How do we know these actions will have the desired outcomes?
They will be based on available evidence and current understanding of what works to change people’s diets. They could also form the basis of local performance management processes and monitoring and evaluation work. Over time we can build up a picture of whether services deliver their intended outcomes and whether these lead to longer term dietary changes in the wider population.
When can we use this outcome framework?
A draft will be available late spring/early summer. We’ll keep you posted on progress.
How do we use this outcome framework?
The framework is not prescriptive.

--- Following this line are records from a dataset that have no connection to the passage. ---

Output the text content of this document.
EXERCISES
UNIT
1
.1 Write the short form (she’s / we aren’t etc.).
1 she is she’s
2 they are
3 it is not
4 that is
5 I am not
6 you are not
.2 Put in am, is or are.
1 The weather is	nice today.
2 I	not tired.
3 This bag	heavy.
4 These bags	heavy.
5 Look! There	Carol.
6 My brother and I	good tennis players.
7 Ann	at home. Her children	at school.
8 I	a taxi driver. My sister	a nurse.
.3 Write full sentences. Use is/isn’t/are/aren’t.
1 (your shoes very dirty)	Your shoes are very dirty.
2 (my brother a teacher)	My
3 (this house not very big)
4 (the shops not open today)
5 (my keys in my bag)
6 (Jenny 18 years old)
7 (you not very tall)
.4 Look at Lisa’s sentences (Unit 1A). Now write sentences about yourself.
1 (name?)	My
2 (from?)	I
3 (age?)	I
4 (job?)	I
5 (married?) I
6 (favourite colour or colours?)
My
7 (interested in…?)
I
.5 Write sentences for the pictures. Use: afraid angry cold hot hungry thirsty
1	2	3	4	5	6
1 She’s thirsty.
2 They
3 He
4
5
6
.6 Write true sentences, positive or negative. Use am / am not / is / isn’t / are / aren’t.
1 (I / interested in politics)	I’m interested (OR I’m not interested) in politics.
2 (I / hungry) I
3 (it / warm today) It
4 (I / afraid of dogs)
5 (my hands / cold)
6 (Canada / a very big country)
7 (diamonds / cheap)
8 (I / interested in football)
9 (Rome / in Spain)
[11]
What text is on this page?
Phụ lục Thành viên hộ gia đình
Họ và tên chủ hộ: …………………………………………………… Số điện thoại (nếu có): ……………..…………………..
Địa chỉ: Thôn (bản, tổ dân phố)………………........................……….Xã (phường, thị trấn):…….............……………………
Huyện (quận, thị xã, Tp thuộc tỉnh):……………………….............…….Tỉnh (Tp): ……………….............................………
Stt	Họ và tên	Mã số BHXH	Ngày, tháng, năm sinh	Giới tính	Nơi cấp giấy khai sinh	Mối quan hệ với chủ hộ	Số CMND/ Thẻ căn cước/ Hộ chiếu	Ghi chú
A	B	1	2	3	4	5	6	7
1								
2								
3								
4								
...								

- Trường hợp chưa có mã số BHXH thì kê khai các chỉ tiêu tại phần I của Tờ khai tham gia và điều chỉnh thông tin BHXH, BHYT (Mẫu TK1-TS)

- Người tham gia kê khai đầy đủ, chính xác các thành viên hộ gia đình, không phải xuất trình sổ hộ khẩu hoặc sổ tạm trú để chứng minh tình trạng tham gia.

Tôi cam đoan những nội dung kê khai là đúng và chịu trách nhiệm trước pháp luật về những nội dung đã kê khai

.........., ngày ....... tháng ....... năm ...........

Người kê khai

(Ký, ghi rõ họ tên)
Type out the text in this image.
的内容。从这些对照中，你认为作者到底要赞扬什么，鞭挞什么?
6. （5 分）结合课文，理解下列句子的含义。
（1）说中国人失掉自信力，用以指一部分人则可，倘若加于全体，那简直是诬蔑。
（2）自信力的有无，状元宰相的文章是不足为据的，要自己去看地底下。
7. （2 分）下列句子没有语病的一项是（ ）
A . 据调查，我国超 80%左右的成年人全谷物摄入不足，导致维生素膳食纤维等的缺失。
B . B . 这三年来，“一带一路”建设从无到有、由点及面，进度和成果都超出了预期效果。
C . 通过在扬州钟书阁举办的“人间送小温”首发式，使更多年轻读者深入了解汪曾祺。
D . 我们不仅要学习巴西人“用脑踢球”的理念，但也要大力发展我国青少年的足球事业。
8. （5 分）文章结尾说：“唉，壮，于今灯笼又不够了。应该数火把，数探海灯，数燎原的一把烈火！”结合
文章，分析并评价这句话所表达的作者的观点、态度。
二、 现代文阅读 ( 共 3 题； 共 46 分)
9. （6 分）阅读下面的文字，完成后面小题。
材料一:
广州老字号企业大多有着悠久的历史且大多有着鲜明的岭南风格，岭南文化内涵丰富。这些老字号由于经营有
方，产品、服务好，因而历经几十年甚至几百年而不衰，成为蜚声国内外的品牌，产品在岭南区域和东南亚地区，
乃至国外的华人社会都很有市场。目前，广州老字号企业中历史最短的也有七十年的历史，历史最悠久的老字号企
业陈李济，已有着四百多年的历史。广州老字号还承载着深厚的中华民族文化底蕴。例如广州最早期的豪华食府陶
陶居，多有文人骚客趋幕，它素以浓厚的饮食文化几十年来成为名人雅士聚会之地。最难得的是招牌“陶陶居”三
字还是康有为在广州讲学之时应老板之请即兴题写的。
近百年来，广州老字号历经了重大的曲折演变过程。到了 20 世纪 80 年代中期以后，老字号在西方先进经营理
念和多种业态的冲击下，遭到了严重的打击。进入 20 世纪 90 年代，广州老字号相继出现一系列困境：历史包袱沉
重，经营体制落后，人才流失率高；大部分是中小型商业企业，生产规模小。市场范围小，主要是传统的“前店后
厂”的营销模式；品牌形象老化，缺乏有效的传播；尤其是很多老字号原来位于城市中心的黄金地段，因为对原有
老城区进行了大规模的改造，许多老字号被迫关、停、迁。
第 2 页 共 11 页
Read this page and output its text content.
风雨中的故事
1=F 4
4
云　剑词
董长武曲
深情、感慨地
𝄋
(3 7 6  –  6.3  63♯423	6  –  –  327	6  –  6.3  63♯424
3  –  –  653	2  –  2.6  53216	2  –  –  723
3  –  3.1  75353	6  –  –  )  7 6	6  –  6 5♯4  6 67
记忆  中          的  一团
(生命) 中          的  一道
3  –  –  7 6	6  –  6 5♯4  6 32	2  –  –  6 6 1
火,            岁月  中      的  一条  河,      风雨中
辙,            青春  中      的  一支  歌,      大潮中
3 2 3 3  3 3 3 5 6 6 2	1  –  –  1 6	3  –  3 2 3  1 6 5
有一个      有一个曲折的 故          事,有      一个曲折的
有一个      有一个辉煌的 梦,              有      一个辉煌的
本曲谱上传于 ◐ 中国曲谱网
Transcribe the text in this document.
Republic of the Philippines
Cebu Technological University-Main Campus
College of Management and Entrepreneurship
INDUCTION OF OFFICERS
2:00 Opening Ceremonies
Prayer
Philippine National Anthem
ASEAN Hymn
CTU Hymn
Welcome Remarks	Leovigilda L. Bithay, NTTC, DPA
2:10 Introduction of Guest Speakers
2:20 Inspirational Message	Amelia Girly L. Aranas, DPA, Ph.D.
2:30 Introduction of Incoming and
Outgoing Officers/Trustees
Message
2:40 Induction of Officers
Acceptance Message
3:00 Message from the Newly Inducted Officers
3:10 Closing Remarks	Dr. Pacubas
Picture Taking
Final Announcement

It is being developed for people to use or adapt in planning the services they deliver that contribute to health improvement, as well as developing measures to assess their performance in delivering these services. Planning partners can use it in a number of ways:
• as a basis for dialogue with planning partners, for example, in community planning and the development SOAs
• to identify effective, evidence-based interventions that they can deliver to make a contribution to shared outcomes in the NPF
• to demonstrate to key stakeholders the contribution their services can make to shared outcomes in the NPF
• as a basis for developing the information and processes they use to manage their performance in delivering these services
• to target evaluation work on key outcomes and the services put in place to achieve them.
What does this mean for me working in local government?
Local government has an important role to play in supporting dietary change.
SOAs mean that local government, along with its community planning partners, agree outcomes. This includes health improvement outcomes that they will be expected to achieve. The framework will help to identify and demonstrate the contribution that service providers in local government can make to these outcomes.
What does this mean for me as an NHS employee?
Like local government, the NHS has an important role to play in supporting dietary change. This is reflected in the HEAT target for child healthy weight but it also requires effective joint working with other partners across a range of services. This outcome framework will help identify how the services you provide as an NHS employee fit into this wider strategy for improving the population’s diet.
As a community and voluntary worker, what does all of this mean for me?
The Third Sector is a key partner of health and local government. The outcome framework will provide a basis for dialogue between Third Sector organisations and their partners about the contribution they make to SOAs.